Experimental results on real-world and simulated datasets demonstrate consistent improvements over representative sequential, static graph, and temporal graph baselines. The proposed approach achieves higher knowledge mastery prediction accuracy, more precise cognitive state transition modeling, and improved intervention efficiency. Ablation studies further confirm the contribution of temporal decay modeling, multi-scale memory decomposition, structured behavioral evidence acquisition, and reinforcement learning-based optimization.
Importantly, performance gains remain moderate and statistically significant, suggesting practical rather than exaggerated improvements.
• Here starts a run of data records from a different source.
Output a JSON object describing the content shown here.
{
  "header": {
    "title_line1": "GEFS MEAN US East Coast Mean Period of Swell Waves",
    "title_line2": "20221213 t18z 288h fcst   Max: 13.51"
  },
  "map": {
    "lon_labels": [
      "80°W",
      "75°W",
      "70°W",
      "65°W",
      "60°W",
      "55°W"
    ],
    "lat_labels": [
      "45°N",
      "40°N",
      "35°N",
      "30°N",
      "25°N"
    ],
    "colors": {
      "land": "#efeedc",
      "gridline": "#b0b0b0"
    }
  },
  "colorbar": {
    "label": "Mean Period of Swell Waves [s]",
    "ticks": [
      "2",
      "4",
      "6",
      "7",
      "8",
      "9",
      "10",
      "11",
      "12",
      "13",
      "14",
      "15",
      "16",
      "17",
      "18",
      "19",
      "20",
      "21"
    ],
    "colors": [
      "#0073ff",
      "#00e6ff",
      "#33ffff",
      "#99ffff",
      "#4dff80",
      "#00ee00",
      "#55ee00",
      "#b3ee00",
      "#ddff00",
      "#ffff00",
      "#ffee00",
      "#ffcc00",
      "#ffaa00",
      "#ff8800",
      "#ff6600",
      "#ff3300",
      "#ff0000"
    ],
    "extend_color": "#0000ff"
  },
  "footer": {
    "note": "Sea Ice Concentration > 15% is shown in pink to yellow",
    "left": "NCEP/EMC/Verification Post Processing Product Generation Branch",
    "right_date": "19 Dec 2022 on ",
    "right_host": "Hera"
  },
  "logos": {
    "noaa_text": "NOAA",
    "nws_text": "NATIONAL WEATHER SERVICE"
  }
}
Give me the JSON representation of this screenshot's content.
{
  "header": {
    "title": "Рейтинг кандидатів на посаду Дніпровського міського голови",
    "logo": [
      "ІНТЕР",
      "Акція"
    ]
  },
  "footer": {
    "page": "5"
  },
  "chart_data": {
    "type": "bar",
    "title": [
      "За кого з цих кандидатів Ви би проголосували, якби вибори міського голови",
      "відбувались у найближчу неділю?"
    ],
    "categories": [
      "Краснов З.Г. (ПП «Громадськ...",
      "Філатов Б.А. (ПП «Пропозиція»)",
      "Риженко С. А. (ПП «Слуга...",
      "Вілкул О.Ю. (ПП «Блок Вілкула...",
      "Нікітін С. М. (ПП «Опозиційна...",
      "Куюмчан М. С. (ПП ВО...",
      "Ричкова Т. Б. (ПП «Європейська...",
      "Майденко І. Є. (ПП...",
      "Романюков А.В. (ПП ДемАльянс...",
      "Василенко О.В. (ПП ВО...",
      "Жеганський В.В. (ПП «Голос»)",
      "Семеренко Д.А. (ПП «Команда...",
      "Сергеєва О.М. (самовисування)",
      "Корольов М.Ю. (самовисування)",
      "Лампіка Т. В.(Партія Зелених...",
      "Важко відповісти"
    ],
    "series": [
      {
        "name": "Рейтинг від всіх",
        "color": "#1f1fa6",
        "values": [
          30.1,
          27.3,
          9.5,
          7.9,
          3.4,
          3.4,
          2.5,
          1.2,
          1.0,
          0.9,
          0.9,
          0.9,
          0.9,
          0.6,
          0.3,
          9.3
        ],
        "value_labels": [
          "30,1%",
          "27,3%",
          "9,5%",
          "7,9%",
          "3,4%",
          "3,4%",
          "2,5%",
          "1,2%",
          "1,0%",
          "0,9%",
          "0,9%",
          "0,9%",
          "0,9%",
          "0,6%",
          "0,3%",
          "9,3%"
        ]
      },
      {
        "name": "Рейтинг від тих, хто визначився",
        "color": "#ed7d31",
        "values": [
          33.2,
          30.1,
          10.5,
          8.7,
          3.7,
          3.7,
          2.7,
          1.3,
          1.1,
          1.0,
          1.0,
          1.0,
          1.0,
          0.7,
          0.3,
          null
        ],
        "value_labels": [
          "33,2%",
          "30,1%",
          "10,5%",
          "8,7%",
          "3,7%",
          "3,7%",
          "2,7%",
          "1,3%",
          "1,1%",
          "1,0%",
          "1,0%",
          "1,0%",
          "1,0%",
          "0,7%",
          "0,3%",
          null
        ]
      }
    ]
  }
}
The event-driven update mechanism supports incremental computation, making the framework suitable for deployment in large-scale online educational systems.
While several limitations remain, including reliance on language model-based reasoning evidence and reward design sensitivity, the present work provides empirical evidence that dynamic cognitive representations enhance adaptive intervention policies. The proposed integration of heterogeneous graph modeling and reinforcement learning offers a systematic and scalable approach for intelligent educational systems, and may serve as a foundation for future research in dynamic learner modeling and personalized instruction.